L'ancien vice-recteur intérimaire aux ressources humaines de l'UQTR, Gilles Charland.

Gilles Charland heureux du jugement

L'ancien vice-recteur intérimaire aux ressources humaines de l'UQTR Gilles Charland se dit très satisfait de la décision rendue par la juge administrative Lyne Thériault dans le dossier de Martin Gélinas contre l'UQTR devant le Tribunal administratif du travail, il y a quelques jours.
«Ça met fin à une trop longue saga», dit-il.
Malmené tout au long des procédures et notamment accusé par M. Gélinas de harcèlement psychologique, Gilles Charland remarque que la juge «retient la totalité des arguments et de la preuve de l'Université».
«Elle mentionne aussi, en ce qui me concerne, qu'il n'y a aucune preuve et aucun élément quant au harcèlement, même si la plainte avait été retirée», tient-il à faire remarquer.
«Elle prend soin de noter que ni de ma part, ni de la part d'aucun autre dirigeant de l'Université, il n'y avait eu du harcèlement à l'égard de M. Gélinas», souligne-t-il.

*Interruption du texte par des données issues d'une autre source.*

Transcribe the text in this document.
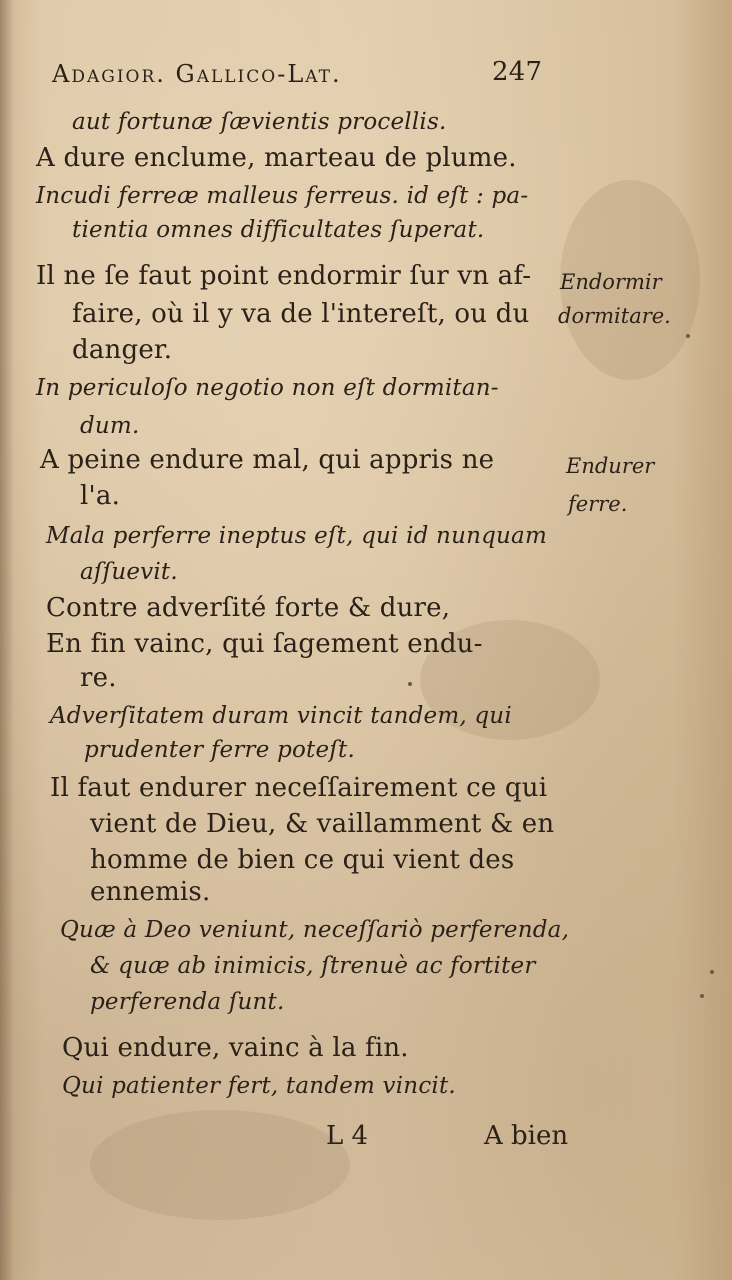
Adagior. Gallico-Lat.	247
aut fortunæ ſævientis procellis.
A dure enclume, marteau de plume.
Incudi ferreæ malleus ferreus. id eſt : pa-
tientia omnes difficultates ſuperat.
Il ne ſe faut point endormir ſur vn af-
faire, où il y va de l'intereſt, ou du
danger.
In periculoſo negotio non eſt dormitan-
dum.
A peine endure mal, qui appris ne
l'a.
Mala perferre ineptus eſt, qui id nunquam
aſſuevit.
Contre adverſité forte & dure,
En fin vainc, qui ſagement endu-
re.
Adverſitatem duram vincit tandem, qui
prudenter ferre poteſt.
Il faut endurer neceſſairement ce qui
vient de Dieu, & vaillamment & en
homme de bien ce qui vient des
ennemis.
Quæ à Deo veniunt, neceſſariò perferenda,
& quæ ab inimicis, ſtrenuè ac fortiter
perferenda ſunt.
Qui endure, vainc à la fin.
Qui patienter fert, tandem vincit.
Endormir
dormitare.
Endurer
ferre.
L 4	A bien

Gilles Charland, qui est aussi accusé de harcèlement dans le dossier de l'ancien directeur des équipements, Alain Fournier, affirme avoir, là aussi, «agi avec la même diligence et la même rigueur». Il entend d'ailleurs en faire la preuve lorsque les auditions, dans cette affaire, reprendront devant le Tribunal administratif du travail.
Le résultat du procès Gélinas contre l'UQTR démontre, selon lui, que «lorsqu'on dépose une plainte, ça doit être fait pour des motifs sérieux et non pas de façon frivole. La loi prévoit que ça peut être un motif de congédiement. Tu entaches la réputation de personnes. Ce n'est jamais agréable et ça entache aussi la réputation de l'employeur et de l'institution qu'on représente», plaide-t-il.
Notons que Gilles Charland est toujours employé par l'UQTR dans le dossier d'Alain Fournier qui se poursuivra plus tard devant le TAT.